- Scientists used AI to analyze 20 years of satellite images and found that floating algae blooms are increasing worldwide.
- Large seaweed (macroalgae) patches and microalgal blooms have grown rapidly since about 2008–2010, showing a major shift toward more algae in the oceans.
- Floating algae can help marine life in open water, but when it reaches coasts, it can damage ecosystems, tourism and local economies.
- The increase is likely linked to climate change, warming oceans, changing currents and nutrient pollution from human activities.

Adapted from a press release by the University of Southern Florida
For the first time and with help from artificial intelligence, researchers have conducted a comprehensive study of global floating algae and found that blooms are expanding across the ocean. These trends are likely the result of changes to ocean temperature, currents, and nutrients, according to the authors, and could have a significant impact on marine life, tourism, and coastal economies.
Led by researchers at the University of South Florida (USF) and the National Oceanic and Atmospheric Administration (NOAA), Columbia University and other institutions, the study demonstrates the power of artificial intelligence as a tool for processing large amounts of ocean data.
“With machine learning, we developed maps that clearly showed floating algae on the ocean was on the rise,” says co-author Joaquim Goes, a research professor at Lamont-Doherty Earth Observatory, which is part of the Columbia Climate School.
“While regional studies have been published, our paper gives the first global picture of floating algae, including macroalgal mats and microalgal scum,” says Chuanmin Hu, professor of oceanography at the USF College of Marine Science and senior author of the paper recently published in Nature Communications. “Our results show that the global ocean now favors the growth of floating macroalgae.”

Hu refers to macroalgae, such as seaweed, as a double-edged sword. In open water, they can provide critical habitat for marine life and have a positive impact on fisheries, serving as a nursery for many species. But once the algae reach coastal waters, the decaying biomass can cause considerable harm to tourism, economies and the health of people and marine life.
Between 2003 and 2022, both microalgal scum and macroalgal mats expanded around the globe. Microalgae on the ocean surface saw a modest but significant increase of one percent per year. However, blooms of macroalgae increased by 13.4 percent per year in the tropical Atlantic and western Pacific, the authors found, with the most dramatic increase in biomass occurring after 2008. The cumulative size of these macroalgal blooms reached 43.8 million square kilometers (16.9 million square miles), breaking with historic trends.
In the Indian Ocean, which is landlocked to the north, circulation is sluggish, says Goes. “You can see that the floating algae has increased three to three-and-a-half fold, which is really alarming.”

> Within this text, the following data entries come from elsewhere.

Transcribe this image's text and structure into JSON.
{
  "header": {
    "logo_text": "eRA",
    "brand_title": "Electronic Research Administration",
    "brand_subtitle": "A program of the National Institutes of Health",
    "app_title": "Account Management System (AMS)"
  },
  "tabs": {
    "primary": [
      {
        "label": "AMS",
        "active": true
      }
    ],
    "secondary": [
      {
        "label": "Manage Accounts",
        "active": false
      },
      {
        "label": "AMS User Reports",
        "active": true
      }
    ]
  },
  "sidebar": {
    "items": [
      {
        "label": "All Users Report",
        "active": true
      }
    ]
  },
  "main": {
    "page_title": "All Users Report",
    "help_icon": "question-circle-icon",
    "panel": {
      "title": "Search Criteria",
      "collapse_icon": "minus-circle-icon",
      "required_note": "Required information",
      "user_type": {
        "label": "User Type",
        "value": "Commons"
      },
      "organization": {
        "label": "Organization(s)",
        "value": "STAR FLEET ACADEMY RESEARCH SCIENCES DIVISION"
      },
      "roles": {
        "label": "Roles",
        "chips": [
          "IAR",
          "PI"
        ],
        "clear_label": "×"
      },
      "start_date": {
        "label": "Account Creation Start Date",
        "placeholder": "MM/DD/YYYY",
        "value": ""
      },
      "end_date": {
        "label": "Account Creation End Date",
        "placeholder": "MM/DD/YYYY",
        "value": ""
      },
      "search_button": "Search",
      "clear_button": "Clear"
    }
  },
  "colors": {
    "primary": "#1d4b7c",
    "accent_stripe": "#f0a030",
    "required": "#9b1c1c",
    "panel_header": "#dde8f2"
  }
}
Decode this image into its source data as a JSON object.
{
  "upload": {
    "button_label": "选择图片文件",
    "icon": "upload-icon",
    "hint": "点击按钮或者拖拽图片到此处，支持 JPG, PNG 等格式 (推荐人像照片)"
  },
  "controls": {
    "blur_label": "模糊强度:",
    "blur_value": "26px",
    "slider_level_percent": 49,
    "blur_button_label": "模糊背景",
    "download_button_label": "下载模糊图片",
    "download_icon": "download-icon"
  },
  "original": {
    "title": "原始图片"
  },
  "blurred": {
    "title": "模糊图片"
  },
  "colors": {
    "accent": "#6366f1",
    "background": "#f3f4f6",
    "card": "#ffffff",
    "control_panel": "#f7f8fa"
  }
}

The tipping points for macroalgae blooms occurred around 2010. The first major bloom of the green seaweed known as Ulva happened in the Yellow Sea in 2008. A significant bloom of the brown seaweed Sargassum took place in the tropical Atlantic in 2011. Another Sargassum bloom occurred in the East China Sea in 2012.
“Before 2008, there were no major blooms of macroalgae reported except for sargassum in the Sargasso Sea,” Hu says. “On a global scale, we appear to be witnessing a regime shift from a macroalgae-poor ocean to an macroalgae-rich ocean.”
To conduct the study, the researchers used artificial intelligence to scan 1.2 million satellite images of the ocean, focusing on 13 zones and five types of algae. They trained a deep-learning model to spot features that signal the presence of algae floating on the ocean surface. In most cases, these features appear across many image pixels, but they typically comprise less than one percent of each pixel.
Lin Qi, an oceanographer at the NOAA Center for Satellite Applications and Research and first author of the study, updated a computer model previously developed by the same research team to analyze 20 years of images from the global ocean. It took several months and millions of image features to train Qi’s model.
The authors credit USF’s Research Computing department for its critical role in the study. The facility provided access to high-performance infrastructure that processed multiple groups of images simultaneously. Even still, it took several months to process and analyze the 1.2 million satellite images.
“This work is impossible without the high-performance computing facility or the long-term collaborations between NOAA and USF,” Qi says.
The study attributed the bloom expansions to both human activities, such as nutrient runoff into the ocean, and climate variability, such as ocean warming, while acknowledging that the reasons may differ among regions. Looking forward, Qi says, “we are going to explore more satellite data and look for better understanding of the expansions.”